Cybercriminals are actively spamming out fraudulent Amazon order shipment emails, hoping that you’ll follow the links to malware-laden websites.
Here’s a copy of the email:
From: Monte Mcintyre [serve@iztzg(dot)hr]
Sent: Friday, December 09, 2011 6:17 AM
Subject: Your Amazon.com order of "Omron UAZ-016D Fat Loss ..." has shipped!
Order # 972-8332938-9078254
Your estimated delivery date is:
Tuesday, December 13, 2011
Track your package Thank you for shopping with us. We thought you'd like to know that we shipped this portion of your order separately to give you quicker service. You won't be charged any extra shipping fees, and the remainder of your order will follow as soon as those items become available. If you need to return an item from this shipment or manage other orders, please visit Your Orders on Amazon.com.
Omron UAZ-016D Fat Loss Monitor, Black $119.95
Item Subtotal: $119.95
Shipping & Handling: $0.00
Total Before Tax: $119.95
Shipment Total: $119.95
Paid by Visa: $119.95
You have only been charged for the items sent in this shipment. Per our policy, you only pay for items when we ship them to you.
Returns are easy. Visit our .
If you need further assistance with your order, please visit Customer Service.
We hope to see you again soon!
All of the links in the email lead to the same URL, which is hxxp://tecak-kovo[dot]sk/wp-content/uploads/fgallery/news.html.
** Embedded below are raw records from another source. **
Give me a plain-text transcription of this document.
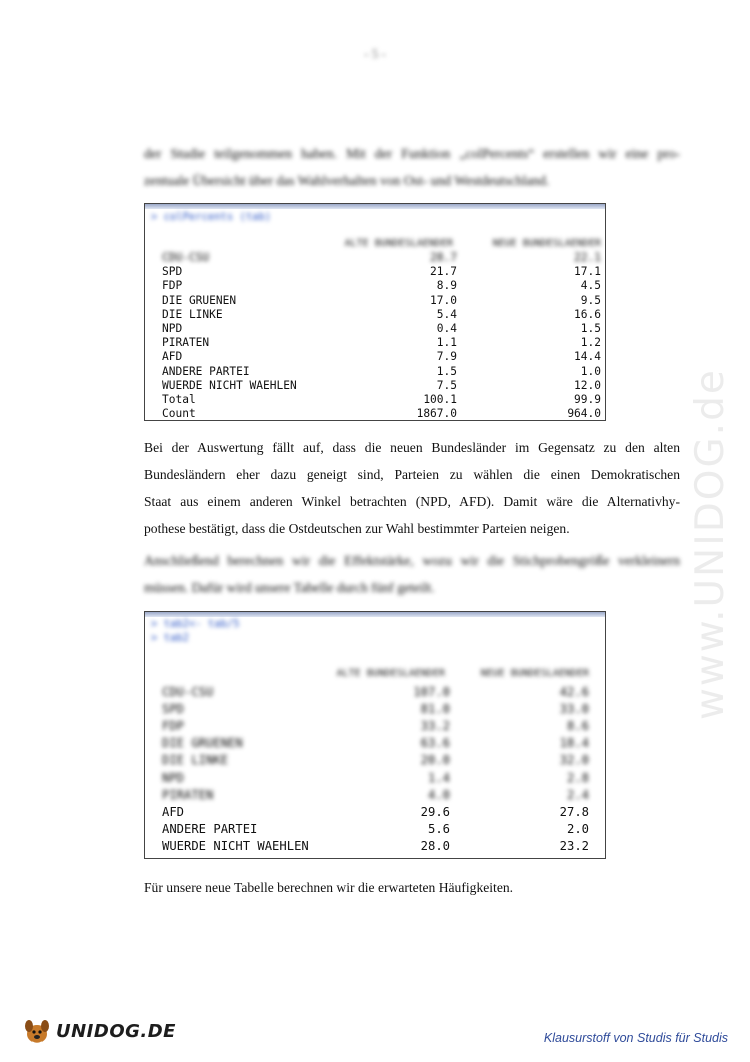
- 5 -
www.UNIDOG.de
der Studie teilgenommen haben. Mit der Funktion „colPercents“ erstellen wir eine pro-
zentuale Übersicht über das Wahlverhalten von Ost- und Westdeutschland.
> colPercents (tab)
ALTE BUNDESLAENDER	NEUE BUNDESLAENDER
CDU-CSU	28.7	22.1
SPD	21.7	17.1
FDP	8.9	4.5
DIE GRUENEN	17.0	9.5
DIE LINKE	5.4	16.6
NPD	0.4	1.5
PIRATEN	1.1	1.2
AFD	7.9	14.4
ANDERE PARTEI	1.5	1.0
WUERDE NICHT WAEHLEN	7.5	12.0
Total	100.1	99.9
Count	1867.0	964.0
Bei der Auswertung fällt auf, dass die neuen Bundesländer im Gegensatz zu den alten
Bundesländern eher dazu geneigt sind, Parteien zu wählen die einen Demokratischen
Staat aus einem anderen Winkel betrachten (NPD, AFD). Damit wäre die Alternativhy-
pothese bestätigt, dass die Ostdeutschen zur Wahl bestimmter Parteien neigen.
Anschließend berechnen wir die Effektstärke, wozu wir die Stichprobengröße verkleinern
müssen. Dafür wird unsere Tabelle durch fünf geteilt.
> tab2<- tab/5
> tab2
ALTE BUNDESLAENDER	NEUE BUNDESLAENDER
CDU-CSU	107.0	42.6
SPD	81.0	33.0
FDP	33.2	8.6
DIE GRUENEN	63.6	18.4
DIE LINKE	20.0	32.0
NPD	1.4	2.8
PIRATEN	4.0	2.4
AFD	29.6	27.8
ANDERE PARTEI	5.6	2.0
WUERDE NICHT WAEHLEN	28.0	23.2
Für unsere neue Tabelle berechnen wir die erwarteten Häufigkeiten.
UNIDOG.DE	Klausurstoff von Studis für Studis
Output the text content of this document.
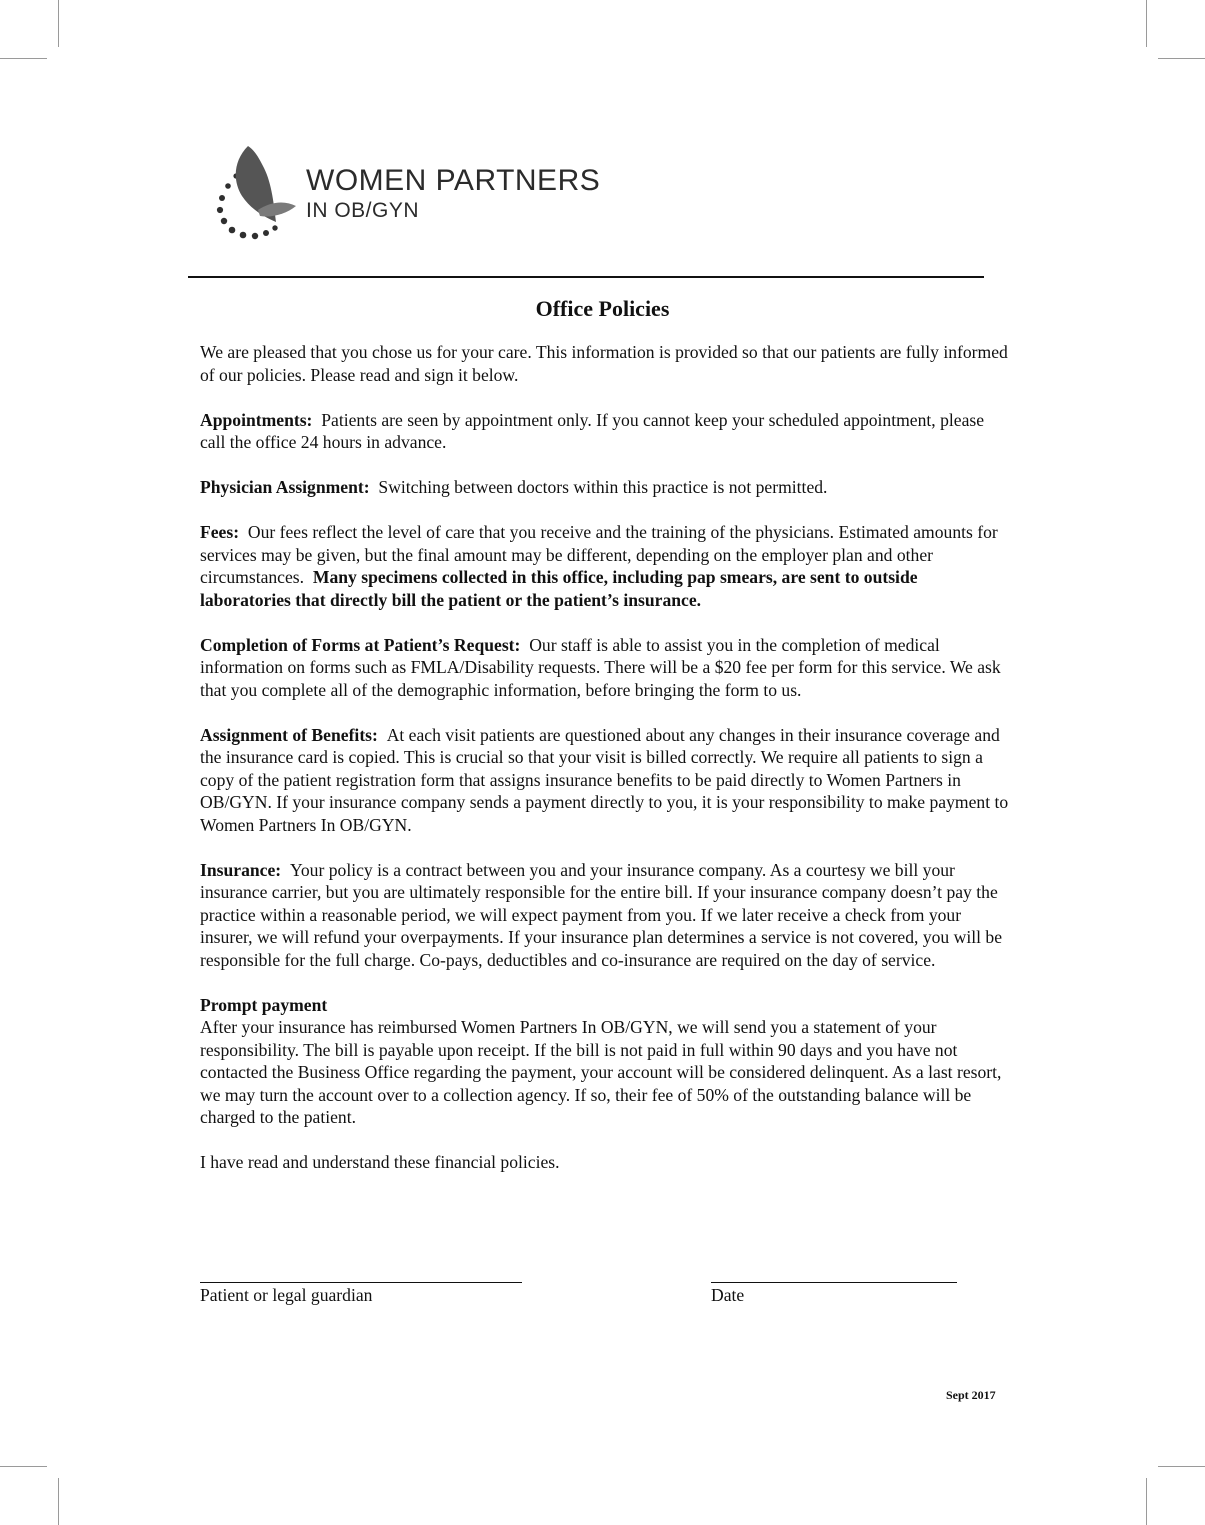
WOMEN PARTNERS
IN OB/GYN
Office Policies

We are pleased that you chose us for your care. This information is provided so that our patients are fully informed of our policies. Please read and sign it below.

Appointments: Patients are seen by appointment only. If you cannot keep your scheduled appointment, please call the office 24 hours in advance.

Physician Assignment: Switching between doctors within this practice is not permitted.

Fees: Our fees reflect the level of care that you receive and the training of the physicians. Estimated amounts for services may be given, but the final amount may be different, depending on the employer plan and other circumstances. Many specimens collected in this office, including pap smears, are sent to outside laboratories that directly bill the patient or the patient’s insurance.

Completion of Forms at Patient’s Request: Our staff is able to assist you in the completion of medical information on forms such as FMLA/Disability requests. There will be a $20 fee per form for this service. We ask that you complete all of the demographic information, before bringing the form to us.

Assignment of Benefits: At each visit patients are questioned about any changes in their insurance coverage and the insurance card is copied. This is crucial so that your visit is billed correctly. We require all patients to sign a copy of the patient registration form that assigns insurance benefits to be paid directly to Women Partners in OB/GYN. If your insurance company sends a payment directly to you, it is your responsibility to make payment to Women Partners In OB/GYN.

Insurance: Your policy is a contract between you and your insurance company. As a courtesy we bill your insurance carrier, but you are ultimately responsible for the entire bill. If your insurance company doesn’t pay the practice within a reasonable period, we will expect payment from you. If we later receive a check from your insurer, we will refund your overpayments. If your insurance plan determines a service is not covered, you will be responsible for the full charge. Co-pays, deductibles and co-insurance are required on the day of service.

Prompt payment
After your insurance has reimbursed Women Partners In OB/GYN, we will send you a statement of your responsibility. The bill is payable upon receipt. If the bill is not paid in full within 90 days and you have not contacted the Business Office regarding the payment, your account will be considered delinquent. As a last resort, we may turn the account over to a collection agency. If so, their fee of 50% of the outstanding balance will be charged to the patient.

I have read and understand these financial policies.

Patient or legal guardian	Date
Sept 2017
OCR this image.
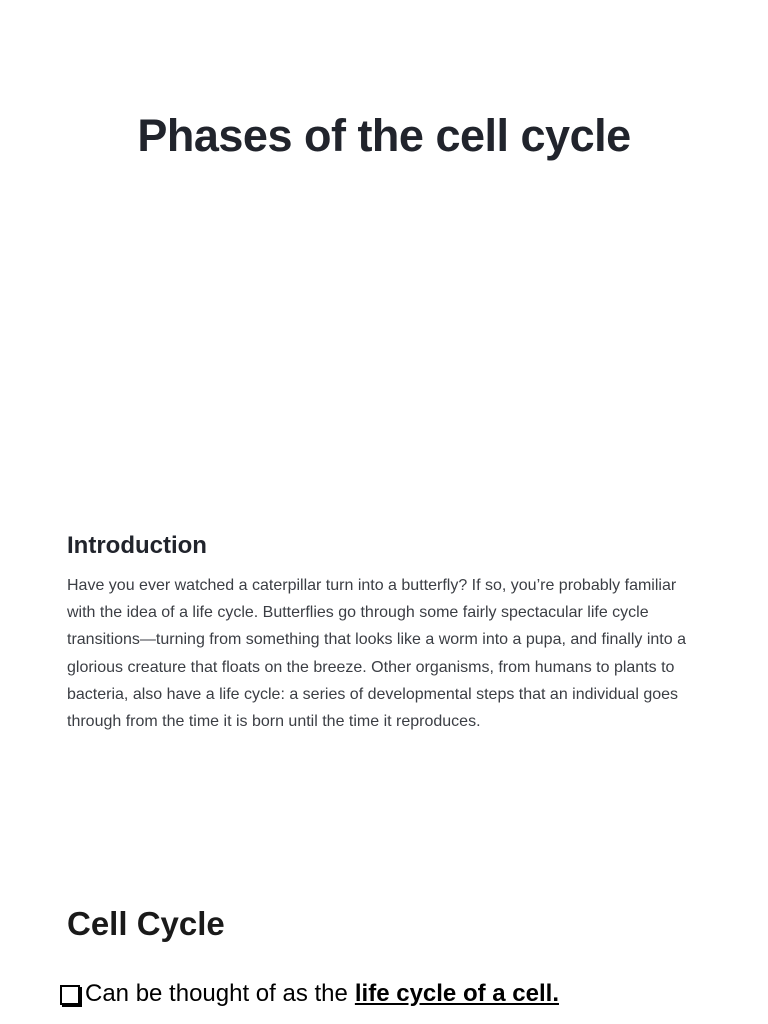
Phases of the cell cycle
Introduction

Have you ever watched a caterpillar turn into a butterfly? If so, you’re probably familiar with the idea of a life cycle. Butterflies go through some fairly spectacular life cycle transitions—turning from something that looks like a worm into a pupa, and finally into a glorious creature that floats on the breeze. Other organisms, from humans to plants to bacteria, also have a life cycle: a series of developmental steps that an individual goes through from the time it is born until the time it reproduces.

Cell Cycle

Can be thought of as the life cycle of a cell.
Upon clicking the links, you will instantly be redirected to hxxp://certerpen.info/main.php?page=525447c096f8efbf, which is a blackhole exploit kit site that will attempt to install malware on your computer.
[Warning: The URLs I've listed above are actively delivering malware, so please do not visit them! They're only provided to help you spot future attacks.]
According to Conrad Longmore at Dynamoo, the malware attempting to make its way onto your PC is the Cridex Trojan.
Win32/Cridex is a nasty bug known for downloading additional malware, capturing your online banking information, stealing local certificates and uploading your files to a remote server.
Thankfully, threats like these can be easily avoided with the help of up-to-date antivirus software. ESET NOD32 Antivirus will stop you from following the links, although you shouldn’t be clicking links in spam emails anyway. ;)
Cybercriminals have been sending out a variety of Amazon-themed spam as of late; some of the spam hopes to collect your account information while others attempt to deliver malware via malicious file attachments.
Make sure that you warn your family and friends to about the influx of spam posing as legitimate Amazon emails and make sure you’re running antivirus on your PC!